Monday, July 8, 2013

VISTA Profile: Saarah Abdul-Rauf

During her two years as an NC Campus Compact VISTA, Saarah Abdul-Rauf has coordinated service opportunities for hundreds of college students. Her efforts have helped many develop a passion for service, just as she herself was inspired by an NC Campus Compact VISTA while a student at Peace.

"The first VISTA I worked with and probably the reason I chose VISTA over other things was Jessica Baxter (Peace College VISTA, 2008-09). I feel like she really helped our campus grow as far as recognizing there are things in the community that students can do and getting us pumped about it. It was really an eye-opener for me in realizing what I was passionate about."

Saarah has since shared her passion for service with students at two campuses, Lenoir-Rhyne University and UNC-Chapel Hill. At LR, Saarah instituted the school's first Hunger Banquet, and she started a student group to focus on homelessness and food security. For much of the past year at UNC-Chapel Hill, she has worked to strengthen the SMART mentoring program in collaboration with community partner Volunteers For Youth. The program pairs 20 college students with local 8 to 13-year olds in a year-long relationship.

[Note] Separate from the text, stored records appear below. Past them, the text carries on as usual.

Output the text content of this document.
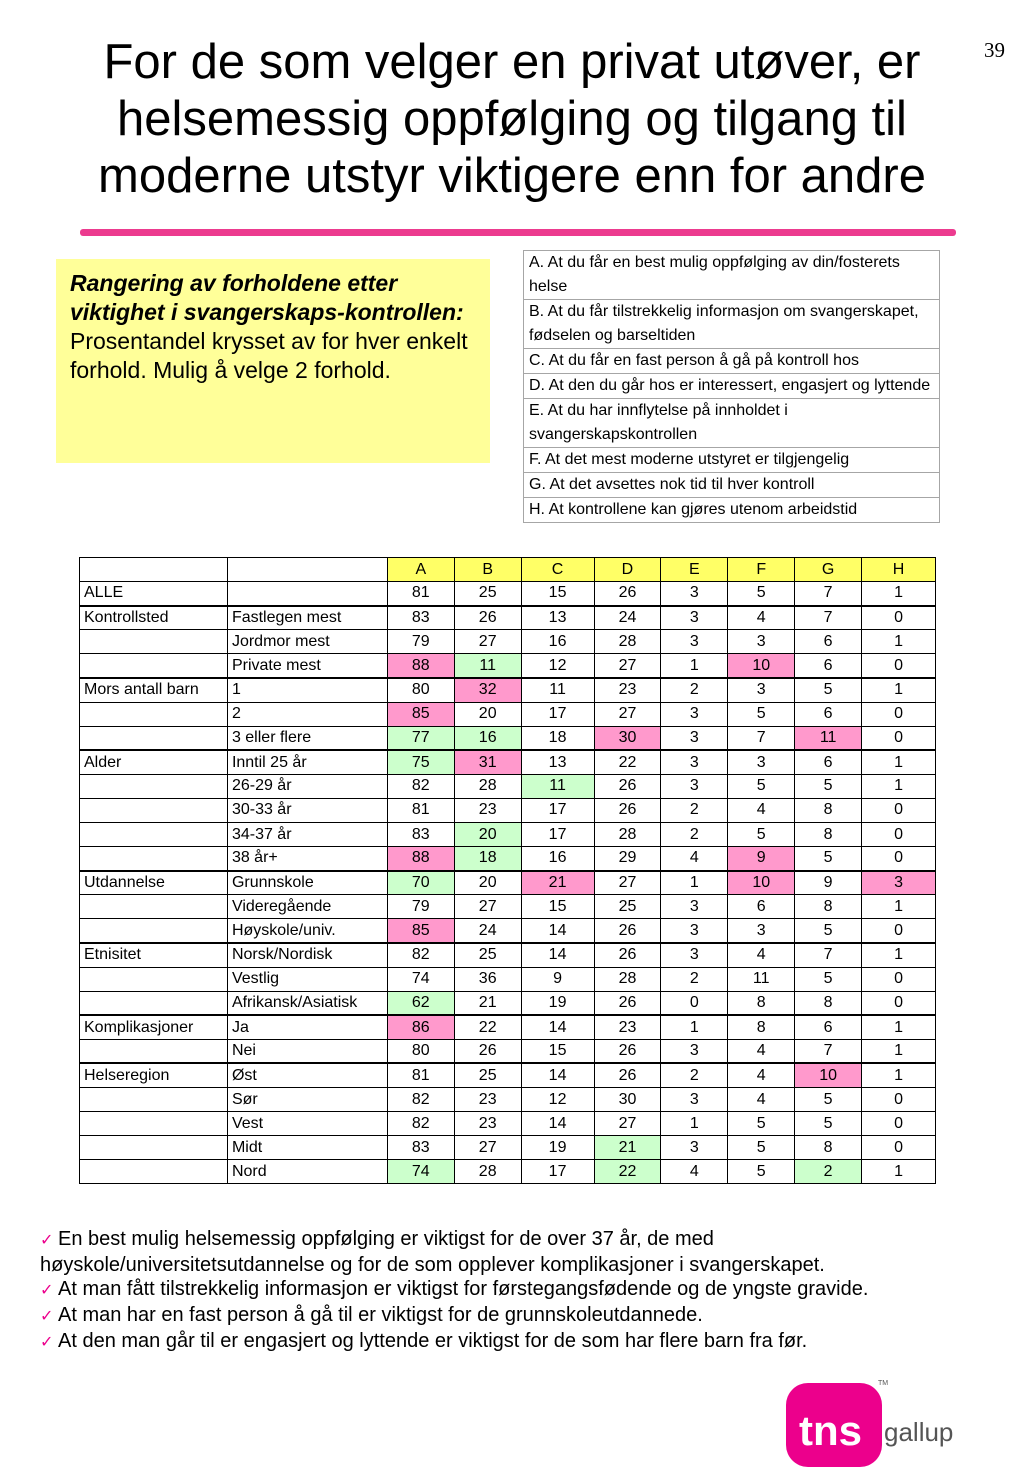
For de som velger en privat utøver, er helsemessig oppfølging og tilgang til moderne utstyr viktigere enn for andre
39
Rangering av forholdene etter viktighet i svangerskaps-kontrollen:
Prosentandel krysset av for hver enkelt forhold. Mulig å velge 2 forhold.
A. At du får en best mulig oppfølging av din/fosterets helse
B. At du får tilstrekkelig informasjon om svangerskapet, fødselen og barseltiden
C. At du får en fast person å gå på kontroll hos
D. At den du går hos er interessert, engasjert og lyttende
E. At du har innflytelse på innholdet i svangerskapskontrollen
F. At det mest moderne utstyret er tilgjengelig
G. At det avsettes nok tid til hver kontroll
H. At kontrollene kan gjøres utenom arbeidstid
		A	B	C	D	E	F	G	H
ALLE		81	25	15	26	3	5	7	1
Kontrollsted	Fastlegen mest	83	26	13	24	3	4	7	0
	Jordmor mest	79	27	16	28	3	3	6	1
	Private mest	88	11	12	27	1	10	6	0
Mors antall barn	1	80	32	11	23	2	3	5	1
	2	85	20	17	27	3	5	6	0
	3 eller flere	77	16	18	30	3	7	11	0
Alder	Inntil 25 år	75	31	13	22	3	3	6	1
	26-29 år	82	28	11	26	3	5	5	1
	30-33 år	81	23	17	26	2	4	8	0
	34-37 år	83	20	17	28	2	5	8	0
	38 år+	88	18	16	29	4	9	5	0
Utdannelse	Grunnskole	70	20	21	27	1	10	9	3
	Videregående	79	27	15	25	3	6	8	1
	Høyskole/univ.	85	24	14	26	3	3	5	0
Etnisitet	Norsk/Nordisk	82	25	14	26	3	4	7	1
	Vestlig	74	36	9	28	2	11	5	0
	Afrikansk/Asiatisk	62	21	19	26	0	8	8	0
Komplikasjoner	Ja	86	22	14	23	1	8	6	1
	Nei	80	26	15	26	3	4	7	1
Helseregion	Øst	81	25	14	26	2	4	10	1
	Sør	82	23	12	30	3	4	5	0
	Vest	82	23	14	27	1	5	5	0
	Midt	83	27	19	21	3	5	8	0
	Nord	74	28	17	22	4	5	2	1

✓ En best mulig helsemessig oppfølging er viktigst for de over 37 år, de med høyskole/universitetsutdannelse og for de som opplever komplikasjoner i svangerskapet.

✓ At man fått tilstrekkelig informasjon er viktigst for førstegangsfødende og de yngste gravide.

✓ At man har en fast person å gå til er viktigst for de grunnskoleutdannede.

✓ At den man går til er engasjert og lyttende er viktigst for de som har flere barn fra før.

tns gallup
TM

Saarah believes her experience building partnerships with community organizations at LR prepared her for the work she's done with the mentoring program,  making her "comfortable" in her role as liaison and capacity-builder.

 "I spent a lot of time working with student leaders to solidify a structure that wasn't there before," Saarah explains. "Creating documentation, creating a way to log mentor hours, forms to ease the matching process.... We completely changed the orientation for incoming mentors." She has helped developed skill workshops for mentors and mentees. Now, she is  focused on transitioning the project to new staff and even holds Skype meetings with student leaders over the summer to be sure the project is ready to go this fall.

Saarah has also worked with fall, winter, and spring alternative break projects that address Latino issues or rural poverty in eastern North Carolina. To refine those experiences, she visited the partners in Robeson County and in Dunn, clarified needed service activities, and prepared training materials to orient students to the history of the communities. Working with these groups gave Saarah some of her toughest moments as a VISTA, but also one of her proudest.

Saarah and former VISTA Carolyn Byrne
At the end of the semester, the students wrote letters to Saarah and Carolyn Byrne (former Carolina Center for Public Service staff member and VISTA) about how much the break experience meant. "It really solidified that my work here wasn't just work, that they really were getting something out of what we were doing."

Saarah grew up in both Chapel Hill and in Washington, D.C. - "both are home" - and she will head north to Silver Springs, MD when her VISTA term ends. She plans to continue work with non-profits and is especially interested in mentoring programs or organizations that support high-schoolers transitioning to college.

After two years of helping campuses engage with communities, Saarah's advice to future Campus Compact VISTAs working with student leaders is simple: "understanding and listening to student voice is really important." As she learned from her first encounter with an NC Campus Compact VISTA, students have the power and ability to make things happen.